第54章 裏切り者の戦士
リーネにへニングも死んだ。
ナナバもゲルガーも死んだ。
そして目の前で巨人の群れと戦ってくれているユミルも圧倒的な数の前では不利なのか、力尽きようとしている。
立体機動装置はおろか武器になりそうな物もない。
もうここまでか。
「待ってよ!待ってよユミル!!まだ…私話してないことがあるのに……」
しかし、目の前で食われていくユミルにクリスタが危険も顧みず近づいていく。
「おい!クリスタ!ここにいろ!」
コニーが叫ぶが戻ってくる気配はない。
「そんな…待ってよ!!私の本当の名前…教えてないでしょ!!」
ーガシャンッ!!ー
「あ…あぁ………」
だが、瓦礫をのけて現れたのは、心から大切に想う友人の姿ではなかった。
目の前に、10m級はありそうな巨人が不気味な顔でクリスタを見据えると、ニタリと口角を上げて腕を伸ばす。
「ま、待ってよ…待ってよ…まだ…私は…」
対抗する手段を何1つ持っていないクリスタも、その他の104期も、その絶望的な光景に身体は強張り動く事ができない。
クリスタはこれまでか……
「う……うぅ……」
クリスタ自身も諦め目を閉じようとしたその時だった。
ーザシュッ!!!ー
小さな黒い影が素早く横切るのと同時に目の前の巨人が血飛沫を上げて倒れた。
「え……?!」
ーダンッ!!!ー ーダンッ!!!ー
「クリスタ?!大丈夫?怪我はない?!」
調査兵団のマントをはためかせてクリスタのすぐ横に着地したのは、“ハンジ班の奇行種”クレア。
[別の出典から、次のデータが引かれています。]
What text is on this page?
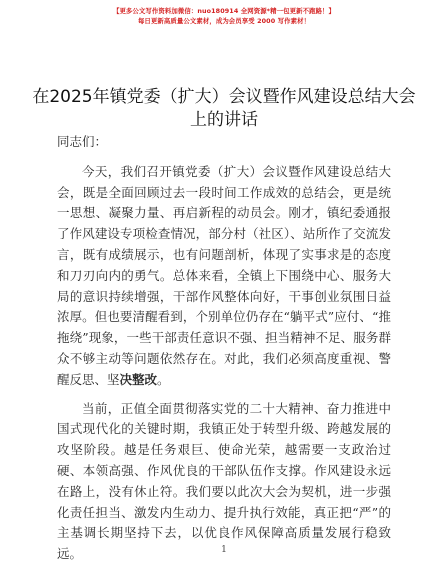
【更多公文写作资料加微信：nuo180914 全网资源*精一包更新不跑路！】
每日更新高质量公文素材，成为会员享受 2000 写作素材！
在2025年镇党委（扩大）会议暨作风建设总结大会上的讲话

同志们：

今天，我们召开镇党委（扩大）会议暨作风建设总结大会，既是全面回顾过去一段时间工作成效的总结会，更是统一思想、凝聚力量、再启新程的动员会。刚才，镇纪委通报了作风建设专项检查情况，部分村（社区）、站所作了交流发言，既有成绩展示，也有问题剖析，体现了实事求是的态度和刀刃向内的勇气。总体来看，全镇上下围绕中心、服务大局的意识持续增强，干部作风整体向好，干事创业氛围日益浓厚。但也要清醒看到，个别单位仍存在“躺平式”应付、“推拖绕”现象，一些干部责任意识不强、担当精神不足、服务群众不够主动等问题依然存在。对此，我们必须高度重视、警醒反思、坚决整改。

当前，正值全面贯彻落实党的二十大精神、奋力推进中国式现代化的关键时期，我镇正处于转型升级、跨越发展的攻坚阶段。越是任务艰巨、使命光荣，越需要一支政治过硬、本领高强、作风优良的干部队伍作支撑。作风建设永远在路上，没有休止符。我们要以此次大会为契机，进一步强化责任担当、激发内生动力、提升执行效能，真正把“严”的主基调长期坚持下去，以优良作风保障高质量发展行稳致远。	1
そして、104期の間では化物級と呼ばれていたミカサだ。
「クレアさん…ミカサ…どうして……」
「クリスタ…皆、下がって!!後は私達に任せて!!」
ここに最初何人の兵士がいたのかは不明だが、今の時点で早急に処置が必要な人間はいなそうだ。
ライナーが腕を負傷している様だが、クレアは緊急を要さないだろうと判断すると、ミカサに合図を送り巨人の群れの中に飛び込んで行った。